Plastics may have been the buzzword when Dustin Hoffman starred in The Graduate, but let’s face it: they represent a major waste management problem today. Among the things loathed most by landscape professionals and home gardeners alike are plastics. Plastics are ubiquitous—finding their way into just about everything and that includes composts and mulches.

Once upon a time, consumers were limited to directing plastic wastes to recycling or entombment in a landfill.
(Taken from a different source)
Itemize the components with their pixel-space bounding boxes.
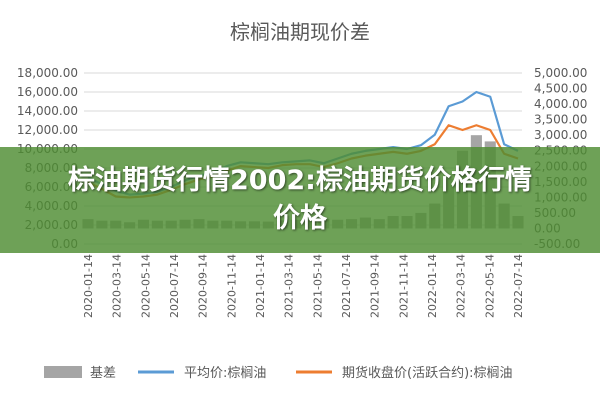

Today’s plastic waste spectrum includes conventional, reusable, recyclable, degradable, biodegradable, photodegradable, oxidatively degradable, hydrolytically degradable, compostable, eco-friendly, and green descriptors that fall just short of requiring a Ph.D. in chemistry to decipher.

Many of the claims associated with degradable plastics remain to be substantiated; and those that have been vetted via ASTM D6400, EN 13432, ISO 14855, or the Biodegradable Products Institute (BPI) thoroughly confuse consumers by complicating the disposal process.

Should a biodegradable plastic go in the green can, brown can, blue can, or home composter? Well…it depends. And that’s the problem.

Many communities throughout the Bay Area are recovering green waste and food scraps via composting to reduce their ecological impact and rejuvenate local soils with organic matter. Often “allowed” in the feedstock are compostable or biodegradable plastic-coated paper products, bio-bags, and corn or potato starch cups and tableware. What is, or is not, allowed depends upon where you live and the reading of the bio-plastics tea leaves by local authorities and the compost producer.

To make this even more frustrating, compost made with bio-plastics is not considered an organic input material as defined by the 2011 Organic Materials Review Institute (OMRI) Generic Materials List, nor has the National Organic Program (NOP) classified bio-plastics as an “allowable synthetic input” in organic agriculture. As a result, any compost produced with bio-plastics in the feedstock should not, and cannot, be called organic.

It’s at this point that I move for the application of common sense and the Precautionary Principle, and call for nixing all plastics from compost and mulch production. Period.

As consumers, both landscape professionals and home gardeners must proactively assess compost and mulch products for their constituents. The best approach is to use only compost and mulch products in which ALL plastics are not allowed. To this end, I urge all readers not to dispose of any plastics in a container intended for green waste or food scraps. Equally important is not to use plastic bags to line green waste or food scraps bins.

When in doubt, leave it out!

You have a responsibility to do your part in ensuring that plastics don’t end up where it just doesn’t make sense.